‘I mean family of the heart.’ Grace smiled. ‘Like Violet is to me...’

She didn’t finish, seeing his attention completely on the nest and intently alert.

‘She’s moving,’ Carter said.

And Grace blinked, remembered why they were there, and remembered that this moment—watching a mother orangutan leave her nest—was what she’d been aching for all week.

It still was.

Yet somehow it was made better because she was sharing it with him.

‘Where’s the baby?’ she asked.

‘Shh!’ he said.

This time Grace didn’t take offence.

‘It will be with her,’ he told her. Then he put an arm around her, pulled her closer as he pointed with his free hand. ‘See beneath her arm? Do you want the binoculars?’

‘No.’

She really was dreadful with them. But, more, she liked seeing things with her own eyes, and, yes, liked being so close to him, hearing his voice, low and quiet, so as not to carry on the still air.

‘I see it.’

Sure enough, she could just make out the infant, clinging on as the mother stretched an impossibly long arm and reached up.

‘She’s coming this way,’ Carter told her, and they both stood in utter silence, watching the mother move from branch to branch with ease, getting closer to the riverbank with each agile swing.

Grace had to press her lips together. It was simply incredible to watch. And there was no need for binoculars, because she came further down, close to the river’s edge, till she hung by one hand, no more than a few arms’ lengths away from where they stood together in the boat.

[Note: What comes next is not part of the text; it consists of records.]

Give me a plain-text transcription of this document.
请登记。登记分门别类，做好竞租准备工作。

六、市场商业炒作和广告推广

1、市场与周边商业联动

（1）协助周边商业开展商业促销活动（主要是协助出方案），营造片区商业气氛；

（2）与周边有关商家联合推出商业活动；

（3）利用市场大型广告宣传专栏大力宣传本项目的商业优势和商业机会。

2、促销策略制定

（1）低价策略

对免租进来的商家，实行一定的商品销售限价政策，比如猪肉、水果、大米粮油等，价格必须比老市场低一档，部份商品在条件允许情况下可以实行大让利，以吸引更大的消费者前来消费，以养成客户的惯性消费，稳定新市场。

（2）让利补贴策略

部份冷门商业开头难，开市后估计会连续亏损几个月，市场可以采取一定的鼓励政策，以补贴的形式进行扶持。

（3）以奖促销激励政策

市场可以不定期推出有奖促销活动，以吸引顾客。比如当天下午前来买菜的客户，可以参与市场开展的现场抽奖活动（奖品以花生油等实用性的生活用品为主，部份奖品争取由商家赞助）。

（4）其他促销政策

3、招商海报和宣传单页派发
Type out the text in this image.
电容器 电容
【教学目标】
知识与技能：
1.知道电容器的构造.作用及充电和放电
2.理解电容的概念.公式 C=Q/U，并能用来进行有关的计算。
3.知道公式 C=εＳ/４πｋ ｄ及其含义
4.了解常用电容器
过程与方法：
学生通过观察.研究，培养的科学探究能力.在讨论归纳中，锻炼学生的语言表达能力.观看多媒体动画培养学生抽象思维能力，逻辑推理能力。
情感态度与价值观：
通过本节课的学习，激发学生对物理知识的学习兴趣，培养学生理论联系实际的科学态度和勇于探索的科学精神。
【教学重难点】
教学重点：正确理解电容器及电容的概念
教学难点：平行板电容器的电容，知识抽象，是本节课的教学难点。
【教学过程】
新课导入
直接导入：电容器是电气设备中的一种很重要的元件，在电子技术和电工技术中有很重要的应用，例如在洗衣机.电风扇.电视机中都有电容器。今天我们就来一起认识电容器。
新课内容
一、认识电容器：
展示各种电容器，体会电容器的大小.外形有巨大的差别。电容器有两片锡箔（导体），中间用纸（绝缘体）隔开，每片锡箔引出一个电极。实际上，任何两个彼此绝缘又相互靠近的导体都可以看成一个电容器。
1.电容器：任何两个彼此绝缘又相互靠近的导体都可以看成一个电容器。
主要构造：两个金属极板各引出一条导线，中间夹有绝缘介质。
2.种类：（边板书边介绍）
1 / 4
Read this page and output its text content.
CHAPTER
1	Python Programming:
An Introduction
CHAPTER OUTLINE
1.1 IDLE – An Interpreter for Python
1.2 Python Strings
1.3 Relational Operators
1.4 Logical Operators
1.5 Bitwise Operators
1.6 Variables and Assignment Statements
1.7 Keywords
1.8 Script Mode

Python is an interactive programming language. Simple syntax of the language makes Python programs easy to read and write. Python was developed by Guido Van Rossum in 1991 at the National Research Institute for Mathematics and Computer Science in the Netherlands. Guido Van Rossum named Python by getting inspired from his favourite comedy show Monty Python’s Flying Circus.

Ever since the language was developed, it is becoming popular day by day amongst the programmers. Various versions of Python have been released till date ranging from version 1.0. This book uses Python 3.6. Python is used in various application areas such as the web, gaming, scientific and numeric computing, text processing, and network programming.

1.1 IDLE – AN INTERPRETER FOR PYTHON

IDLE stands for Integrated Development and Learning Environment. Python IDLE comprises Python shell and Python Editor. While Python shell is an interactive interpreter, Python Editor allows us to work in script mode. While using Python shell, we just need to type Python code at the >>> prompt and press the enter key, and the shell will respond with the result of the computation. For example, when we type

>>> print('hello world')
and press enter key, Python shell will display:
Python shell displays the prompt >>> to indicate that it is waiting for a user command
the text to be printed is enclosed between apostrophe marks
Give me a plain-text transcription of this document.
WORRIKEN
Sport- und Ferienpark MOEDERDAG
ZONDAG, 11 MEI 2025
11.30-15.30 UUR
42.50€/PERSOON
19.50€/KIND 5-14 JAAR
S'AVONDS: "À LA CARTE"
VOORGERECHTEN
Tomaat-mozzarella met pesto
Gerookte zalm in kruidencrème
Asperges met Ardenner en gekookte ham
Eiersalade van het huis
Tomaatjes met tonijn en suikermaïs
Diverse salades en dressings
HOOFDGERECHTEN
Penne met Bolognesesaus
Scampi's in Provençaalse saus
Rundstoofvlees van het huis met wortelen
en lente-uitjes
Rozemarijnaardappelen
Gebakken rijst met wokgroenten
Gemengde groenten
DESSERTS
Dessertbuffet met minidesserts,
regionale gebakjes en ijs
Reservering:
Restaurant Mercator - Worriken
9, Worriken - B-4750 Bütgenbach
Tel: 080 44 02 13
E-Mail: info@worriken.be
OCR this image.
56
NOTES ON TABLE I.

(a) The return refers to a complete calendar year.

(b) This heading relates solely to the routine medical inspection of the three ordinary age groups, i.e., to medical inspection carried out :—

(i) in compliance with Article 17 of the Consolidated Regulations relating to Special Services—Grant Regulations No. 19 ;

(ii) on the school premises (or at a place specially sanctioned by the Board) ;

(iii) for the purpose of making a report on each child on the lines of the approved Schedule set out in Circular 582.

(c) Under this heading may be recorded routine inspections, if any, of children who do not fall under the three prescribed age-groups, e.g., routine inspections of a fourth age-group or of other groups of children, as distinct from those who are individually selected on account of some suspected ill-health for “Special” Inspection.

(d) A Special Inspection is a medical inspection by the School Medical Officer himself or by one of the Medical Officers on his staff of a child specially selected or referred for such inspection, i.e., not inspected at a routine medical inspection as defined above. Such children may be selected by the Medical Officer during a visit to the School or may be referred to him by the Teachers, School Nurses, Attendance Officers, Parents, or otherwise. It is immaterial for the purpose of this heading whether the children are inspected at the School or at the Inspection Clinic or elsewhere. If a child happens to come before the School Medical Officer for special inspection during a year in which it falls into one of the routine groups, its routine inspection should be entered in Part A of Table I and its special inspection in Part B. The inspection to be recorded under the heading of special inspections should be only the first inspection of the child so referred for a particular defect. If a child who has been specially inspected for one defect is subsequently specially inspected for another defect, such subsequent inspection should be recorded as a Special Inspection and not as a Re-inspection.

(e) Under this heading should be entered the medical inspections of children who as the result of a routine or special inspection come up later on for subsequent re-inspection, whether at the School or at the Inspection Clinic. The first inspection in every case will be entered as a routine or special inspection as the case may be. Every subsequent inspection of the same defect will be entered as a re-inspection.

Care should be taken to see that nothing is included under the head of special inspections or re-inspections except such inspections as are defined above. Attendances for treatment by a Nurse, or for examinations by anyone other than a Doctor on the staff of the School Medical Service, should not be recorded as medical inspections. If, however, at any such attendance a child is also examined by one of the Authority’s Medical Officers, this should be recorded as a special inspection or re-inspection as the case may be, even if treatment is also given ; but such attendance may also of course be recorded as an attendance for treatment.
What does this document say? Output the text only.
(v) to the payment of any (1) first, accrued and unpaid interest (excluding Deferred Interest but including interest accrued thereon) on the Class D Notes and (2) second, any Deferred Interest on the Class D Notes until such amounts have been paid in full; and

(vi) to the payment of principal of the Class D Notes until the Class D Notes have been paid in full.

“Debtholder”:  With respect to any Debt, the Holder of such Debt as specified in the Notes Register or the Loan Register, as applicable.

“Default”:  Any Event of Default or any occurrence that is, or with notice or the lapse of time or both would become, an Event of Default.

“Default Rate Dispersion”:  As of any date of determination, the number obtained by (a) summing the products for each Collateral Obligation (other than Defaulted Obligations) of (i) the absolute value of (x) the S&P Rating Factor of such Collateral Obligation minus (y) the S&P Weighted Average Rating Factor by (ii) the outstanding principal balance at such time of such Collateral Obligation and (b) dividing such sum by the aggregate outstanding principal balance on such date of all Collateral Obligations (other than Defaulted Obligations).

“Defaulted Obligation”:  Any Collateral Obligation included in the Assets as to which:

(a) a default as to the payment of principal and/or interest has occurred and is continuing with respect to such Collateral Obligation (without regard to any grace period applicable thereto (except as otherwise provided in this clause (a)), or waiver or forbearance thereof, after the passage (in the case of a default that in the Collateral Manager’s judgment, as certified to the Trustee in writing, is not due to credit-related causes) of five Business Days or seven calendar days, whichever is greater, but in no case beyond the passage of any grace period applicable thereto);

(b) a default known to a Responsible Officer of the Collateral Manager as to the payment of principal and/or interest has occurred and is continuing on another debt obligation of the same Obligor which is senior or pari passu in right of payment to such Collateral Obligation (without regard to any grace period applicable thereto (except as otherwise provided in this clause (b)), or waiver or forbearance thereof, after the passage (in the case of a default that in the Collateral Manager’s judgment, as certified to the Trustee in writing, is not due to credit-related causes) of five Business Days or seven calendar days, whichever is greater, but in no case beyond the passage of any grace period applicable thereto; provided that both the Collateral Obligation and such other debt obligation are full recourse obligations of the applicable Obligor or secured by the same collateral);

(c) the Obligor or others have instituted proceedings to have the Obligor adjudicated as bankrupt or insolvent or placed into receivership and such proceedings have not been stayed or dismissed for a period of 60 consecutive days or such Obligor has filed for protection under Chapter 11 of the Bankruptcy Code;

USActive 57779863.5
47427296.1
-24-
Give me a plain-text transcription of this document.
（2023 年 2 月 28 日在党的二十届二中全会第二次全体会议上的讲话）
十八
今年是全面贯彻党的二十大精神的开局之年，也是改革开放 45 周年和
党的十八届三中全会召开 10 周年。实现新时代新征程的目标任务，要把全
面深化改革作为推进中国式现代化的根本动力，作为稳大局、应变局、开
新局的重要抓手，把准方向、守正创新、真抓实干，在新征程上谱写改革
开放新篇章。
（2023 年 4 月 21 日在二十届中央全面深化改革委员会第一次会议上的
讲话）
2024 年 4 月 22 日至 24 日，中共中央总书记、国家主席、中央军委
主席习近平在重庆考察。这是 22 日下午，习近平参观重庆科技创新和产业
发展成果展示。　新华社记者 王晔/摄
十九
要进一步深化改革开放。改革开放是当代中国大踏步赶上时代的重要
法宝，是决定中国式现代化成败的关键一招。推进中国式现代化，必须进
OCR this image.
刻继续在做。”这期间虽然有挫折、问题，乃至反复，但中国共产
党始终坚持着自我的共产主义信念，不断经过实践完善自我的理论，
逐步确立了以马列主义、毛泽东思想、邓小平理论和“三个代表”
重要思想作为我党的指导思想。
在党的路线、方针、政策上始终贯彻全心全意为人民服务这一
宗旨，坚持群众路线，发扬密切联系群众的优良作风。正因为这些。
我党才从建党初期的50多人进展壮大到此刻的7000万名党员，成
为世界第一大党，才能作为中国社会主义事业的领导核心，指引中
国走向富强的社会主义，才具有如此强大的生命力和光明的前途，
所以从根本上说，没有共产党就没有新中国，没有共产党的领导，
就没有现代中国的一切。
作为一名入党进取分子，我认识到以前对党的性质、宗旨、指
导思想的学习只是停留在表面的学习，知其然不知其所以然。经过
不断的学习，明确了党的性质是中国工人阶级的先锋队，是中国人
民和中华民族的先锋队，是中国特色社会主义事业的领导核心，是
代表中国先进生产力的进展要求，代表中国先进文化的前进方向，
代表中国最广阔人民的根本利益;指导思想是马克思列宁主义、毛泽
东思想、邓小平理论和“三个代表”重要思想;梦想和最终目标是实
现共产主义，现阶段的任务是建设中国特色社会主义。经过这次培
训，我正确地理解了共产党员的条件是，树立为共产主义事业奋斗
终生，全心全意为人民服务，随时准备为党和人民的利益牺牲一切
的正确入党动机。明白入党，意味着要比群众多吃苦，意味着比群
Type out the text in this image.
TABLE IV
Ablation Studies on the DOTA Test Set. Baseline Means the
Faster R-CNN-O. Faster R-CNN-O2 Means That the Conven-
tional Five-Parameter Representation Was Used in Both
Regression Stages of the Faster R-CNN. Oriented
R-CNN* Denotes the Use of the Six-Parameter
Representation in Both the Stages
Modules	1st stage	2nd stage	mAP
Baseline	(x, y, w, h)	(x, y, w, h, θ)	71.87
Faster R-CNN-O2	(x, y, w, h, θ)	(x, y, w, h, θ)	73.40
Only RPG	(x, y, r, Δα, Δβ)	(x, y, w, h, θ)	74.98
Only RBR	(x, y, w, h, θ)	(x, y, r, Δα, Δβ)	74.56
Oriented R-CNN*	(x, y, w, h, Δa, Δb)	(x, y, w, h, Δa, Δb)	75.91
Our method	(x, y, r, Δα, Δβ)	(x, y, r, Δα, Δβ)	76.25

‘She’s watching us,’ Carter said.

‘I know! I’m trying not to make eye contact,’ Grace whispered.

‘They don’t mind much,’ he said. ‘They communicate that way.’ Then he added, ‘And she’s not worried by us.’

No, the mother wasn’t worried, for she hung there, calmly eating fruit, as the little baby moved onto her chest, boldly peering out at them with huge black eyes, the sun catching on its soft tufts of auburn and gold hair.

‘Is it a boy or a girl?’ Grace whispered.

‘Can’t tell,’ he said. ‘It’s very young.’

‘How young?’

‘A couple of months.’

Then the mother lowered her head, and in the tenderest, simplest gesture she kissed the top of her baby’s downy head, then lifted the little one up high on her shoulder, as if she were about to wind her.

And then it was over.

Almost.

The mother calmly dropped down from the tree and walked into the forest, the little baby peering over its mother’s shoulder back at them.

‘It’s so content...’ Grace said, stunned at what they’d witnessed.

But then she felt Carter’s arm tighten its hold a fraction and she looked up at him, wondering if he was alerting her to something. But, no, it was more as if something had alerted him, for even though he stood right beside her, he looked a million miles away.